Metro

City councilman rips ‘militia forces’ targeting Borough Park weddings

A city councilman Sunday blasted the law-enforcement “militia forces’’ he says are patrolling his Brooklyn neighborhood to bust up large gatherings amid the coronavirus.

“They are just so happy to send heavily armed militia forces into our neighborhood because they’re afraid of the size of our wedding party,” Borough Park pol Kalman Yeger told Radio 620 AM, according to a clip of the interview circulating on social media.

“We have skyrocketing crime in New York City, and we have an entire department, a sheriff’s department — armed, uniformed police-style cars with lights and sirens. And what are they doing?

“They’re coming to Borough Park to check out our weddings. They’re standing on bridges, stopping motorists, asking them where they’re coming from, where they’re going.

“Is this really the best use of government resources?’’ Yeger said.

“Anyone who asks me, if you see them approaching a wedding hall — lock the doors and don’t let them in,’’ he said in the clip.

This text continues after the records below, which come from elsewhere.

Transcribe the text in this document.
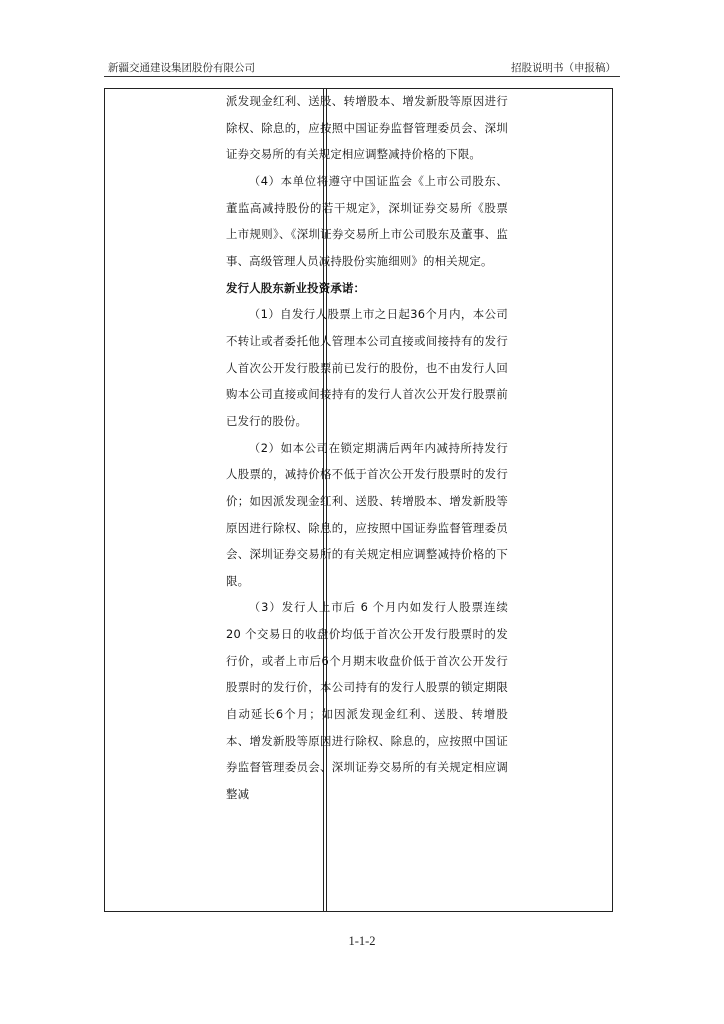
新疆交通建设集团股份有限公司	招股说明书（申报稿）

派发现金红利、送股、转增股本、增发新股等原因进行除权、除息的，应按照中国证券监督管理委员会、深圳证券交易所的有关规定相应调整减持价格的下限。

（4）本单位将遵守中国证监会《上市公司股东、董监高减持股份的若干规定》，深圳证券交易所《股票上市规则》、《深圳证券交易所上市公司股东及董事、监事、高级管理人员减持股份实施细则》的相关规定。

发行人股东新业投资承诺：

（1）自发行人股票上市之日起36个月内，本公司不转让或者委托他人管理本公司直接或间接持有的发行人首次公开发行股票前已发行的股份，也不由发行人回购本公司直接或间接持有的发行人首次公开发行股票前已发行的股份。

（2）如本公司在锁定期满后两年内减持所持发行人股票的，减持价格不低于首次公开发行股票时的发行价；如因派发现金红利、送股、转增股本、增发新股等原因进行除权、除息的，应按照中国证券监督管理委员会、深圳证券交易所的有关规定相应调整减持价格的下限。

（3）发行人上市后 6 个月内如发行人股票连续 20 个交易日的收盘价均低于首次公开发行股票时的发行价，或者上市后6个月期末收盘价低于首次公开发行股票时的发行价，本公司持有的发行人股票的锁定期限自动延长6个月；如因派发现金红利、送股、转增股本、增发新股等原因进行除权、除息的，应按照中国证券监督管理委员会、深圳证券交易所的有关规定相应调整减

1-1-2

The pol later told to The Post the short clip was taken out of context from an hour-long interview and that he was “not telling people to not comply with lawful orders of law enforcement.

“We are a community of people when we receive an order from someone with a badge, we comply,” Yeger said.

City Sheriff Joseph Fucito declined comment to The Post.

Borough Park has been the epicenter of a worrying “uptick” in coronavirus cases in the city, fueled by events such as weddings, officials have said.

Gov. Andrew Cuomo last week vowed to crack down on the large parties if the city wouldn’t.

Cuomo had limited the number of people at indoor weddings, but the rule was eventually challenged in court, and the plaintiffs won in a ruling earlier this month that gave two weddings the OK to proceed with 50% capacity.

While one of the nuptials went ahead, the other has been put on hold after Cuomo’s office appealed the ruling.

Meanwhile, every other wedding in the state must stick to a 50-person limit.